The title track falls squarely into the political category, grieving for "the luxury of just the facts", and incorporating a bridge that evokes alarm bells.

"Yeah, absolutely," she says. "You know, children in a tub pout their lips and count the dollars. Yeah, I wonder who pouts his lips a lot."

But Clarkson’s not going to be restricted by that "falling through" metaphor, even if the song talks about "too many players on the ice".

"Well, the term falling through, I use it and it fluctuates how I use that term. ... I mean, the thing with poetry is that, to pin it down really tightly ruins it. But we’re kind of falling through the cracks at the moment or something. But at the same time, at the end, I use the term falling through as falling through rules and regulations through to a more beautiful thing. That’s where it gets cosmic."

On the other side of the ledger there’s 1000 Hours, a love letter to possibility that wanders off on a cloud of pedal-powered guitar, a reminder of the beauty in front of our eyes and a prompt to recognise it.

A good measure of the beauty that resides in Falling Through comes courtesy of Clarkson’s singular vocal.
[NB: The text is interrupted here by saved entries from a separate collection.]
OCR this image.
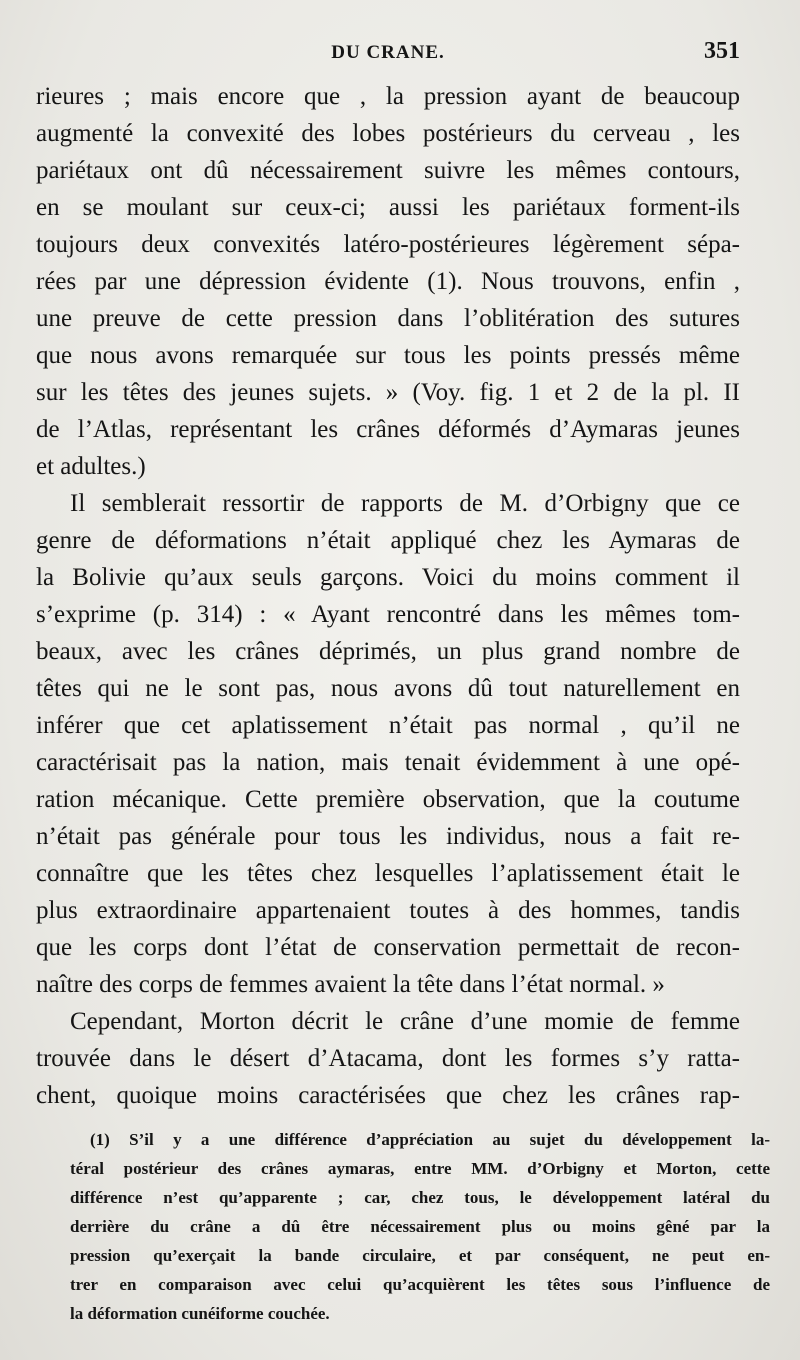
DU CRANE.	351
rieures ; mais encore que , la pression ayant de beaucoup
augmenté la convexité des lobes postérieurs du cerveau , les
pariétaux ont dû nécessairement suivre les mêmes contours,
en se moulant sur ceux-ci; aussi les pariétaux forment-ils
toujours deux convexités latéro-postérieures légèrement sépa-
rées par une dépression évidente (1). Nous trouvons, enfin ,
une preuve de cette pression dans l’oblitération des sutures
que nous avons remarquée sur tous les points pressés même
sur les têtes des jeunes sujets. » (Voy. fig. 1 et 2 de la pl. II
de l’Atlas, représentant les crânes déformés d’Aymaras jeunes
et adultes.)
Il semblerait ressortir de rapports de M. d’Orbigny que ce
genre de déformations n’était appliqué chez les Aymaras de
la Bolivie qu’aux seuls garçons. Voici du moins comment il
s’exprime (p. 314) : « Ayant rencontré dans les mêmes tom-
beaux, avec les crânes déprimés, un plus grand nombre de
têtes qui ne le sont pas, nous avons dû tout naturellement en
inférer que cet aplatissement n’était pas normal , qu’il ne
caractérisait pas la nation, mais tenait évidemment à une opé-
ration mécanique. Cette première observation, que la coutume
n’était pas générale pour tous les individus, nous a fait re-
connaître que les têtes chez lesquelles l’aplatissement était le
plus extraordinaire appartenaient toutes à des hommes, tandis
que les corps dont l’état de conservation permettait de recon-
naître des corps de femmes avaient la tête dans l’état normal. »
Cependant, Morton décrit le crâne d’une momie de femme
trouvée dans le désert d’Atacama, dont les formes s’y ratta-
chent, quoique moins caractérisées que chez les crânes rap-
(1) S’il y a une différence d’appréciation au sujet du développement la-
téral postérieur des crânes aymaras, entre MM. d’Orbigny et Morton, cette
différence n’est qu’apparente ; car, chez tous, le développement latéral du
derrière du crâne a dû être nécessairement plus ou moins gêné par la
pression qu’exerçait la bande circulaire, et par conséquent, ne peut en-
trer en comparaison avec celui qu’acquièrent les têtes sous l’influence de
la déformation cunéiforme couchée.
But she demurs when asked about it, joking that, no, she didn’t check back in with a singing coach before this latest enterprise.

"I don’t know. I’ve got a deeper voice. I do have a slightly jazzy ... I mean, my mum loved singers like Peggy Lee and Lena Horne and Ella Fitzgerald, so that would be blasting away in the house. It’s just not something I think about."

The band line-up is slightly changed for Friday’s gig, Dooley has stepped back, but Clarkson is very much looking forward to reuniting with her remaining collaborators.

"We’re really, really looking forward to the gigs. We love playing our music together. We really love it," she says.

"You know, when you’re playing music, you go somewhere you can’t go otherwise. Well, I suppose with anything you love, it’s kind of meditative."